Édith, arrivée devant la porte cochère de son immeuble, prit le temps de dévisager le motard avant d’actionner le digicode. Elle n’était pas armée et le jeu était de ne montrer ni peur ni animosité, juste une curiosité d’honnête citoyenne. Le type leva les yeux vers elle et lui sourit. Le réverbère l’éclairait d’un jaune soufré et lui donnait un teint maladif. Barbe de Viking, yeux bleus, balafre à la paupière gauche.
« Bonsoir, Madame.
— Bonsoir, je peux vous aider ?
— Merci, tout va bien. »
Édith fit le code sans le quitter du regard. La brute ne s’occupait plus d’elle et tapotait rapidement sur les touches du téléphone. La porte s’ouvrit que franchit Édith.
Le hall était plongé dans le noir mais, une fois la lourde porte refermée, elle eut la sensation qu’elle n’y était pas seule. Elle entendit le moteur de la Harley se remettre en marche. Son caquètement lourd et caractéristique. La moto ne bougeait pas.

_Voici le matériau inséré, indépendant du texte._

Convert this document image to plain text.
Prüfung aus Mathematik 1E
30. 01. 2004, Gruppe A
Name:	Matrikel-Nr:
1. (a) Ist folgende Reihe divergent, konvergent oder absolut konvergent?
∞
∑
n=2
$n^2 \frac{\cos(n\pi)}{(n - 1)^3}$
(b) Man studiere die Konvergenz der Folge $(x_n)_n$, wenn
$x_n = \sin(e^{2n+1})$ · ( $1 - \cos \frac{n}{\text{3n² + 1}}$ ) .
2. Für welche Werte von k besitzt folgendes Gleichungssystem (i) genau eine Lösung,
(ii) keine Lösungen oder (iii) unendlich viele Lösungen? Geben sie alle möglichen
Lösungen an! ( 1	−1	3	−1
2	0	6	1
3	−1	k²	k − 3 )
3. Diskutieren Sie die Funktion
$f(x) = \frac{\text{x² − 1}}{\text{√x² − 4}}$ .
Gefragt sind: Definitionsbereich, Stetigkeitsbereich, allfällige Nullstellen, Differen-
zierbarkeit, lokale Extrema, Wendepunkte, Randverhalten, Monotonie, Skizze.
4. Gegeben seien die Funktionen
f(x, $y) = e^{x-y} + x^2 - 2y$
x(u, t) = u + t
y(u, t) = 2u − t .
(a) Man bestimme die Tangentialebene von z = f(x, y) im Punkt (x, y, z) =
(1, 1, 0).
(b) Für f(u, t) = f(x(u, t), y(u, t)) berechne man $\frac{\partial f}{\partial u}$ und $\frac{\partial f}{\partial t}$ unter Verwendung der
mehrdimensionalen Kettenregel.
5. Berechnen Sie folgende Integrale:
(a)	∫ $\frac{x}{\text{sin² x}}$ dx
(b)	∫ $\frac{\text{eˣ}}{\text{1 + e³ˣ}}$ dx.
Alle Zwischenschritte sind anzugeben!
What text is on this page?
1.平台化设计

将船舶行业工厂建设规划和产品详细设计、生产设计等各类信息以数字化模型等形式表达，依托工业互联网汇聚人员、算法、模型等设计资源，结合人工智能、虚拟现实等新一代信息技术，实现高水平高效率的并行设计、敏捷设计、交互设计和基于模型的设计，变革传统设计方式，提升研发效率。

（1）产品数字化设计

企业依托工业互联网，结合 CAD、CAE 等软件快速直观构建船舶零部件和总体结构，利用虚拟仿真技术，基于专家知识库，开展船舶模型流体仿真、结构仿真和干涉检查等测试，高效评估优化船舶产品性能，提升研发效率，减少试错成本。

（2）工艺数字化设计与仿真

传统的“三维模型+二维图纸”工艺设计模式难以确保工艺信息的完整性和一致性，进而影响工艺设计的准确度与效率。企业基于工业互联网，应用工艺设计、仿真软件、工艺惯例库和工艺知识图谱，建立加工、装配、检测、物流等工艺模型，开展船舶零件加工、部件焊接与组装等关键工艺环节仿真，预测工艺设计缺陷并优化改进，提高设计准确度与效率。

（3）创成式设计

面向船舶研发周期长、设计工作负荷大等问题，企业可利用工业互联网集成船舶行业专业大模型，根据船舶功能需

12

Au moment où la commissaire appuyait sur le bouton de la minuterie, une lumière froide, violente, vint la frapper au visage. Elle se plaqua dos à la porte cochère et tenta d’interrompre de sa main le faisceau éblouissant. Celui qui tenait la lampe-torche ne parlait pas mais Édith qui ne distinguait qu’une vague forme devant elle comprit qui la tenait ainsi en joue. Par-dessus le bruit patient du moteur, elle entendit distinctement Radmilo Gišic armer son flingue.
« Commissaire, pffff... les femmes ne devraient pas faire ce métier. À trois, je te tue, 1. 2. 3. »
L’écho des deux détonations rebondit dans le grand hall de pierre, le son atroce s’enroula le long du large escalier et monta d’étage en étage, perdant la force de son message à chaque palier.
Max et Édith habitaient au cinquième étage. Max, surpris par ce qui lui sembla être une détonation, abandonna sa télévision pour voir ce qu’il se passait dans la rue. Il écarta le rideau de la fenêtre du salon et vit une grosse moto, emportant deux passagers, qui finissait de remonter la rue Rodier à contre sens.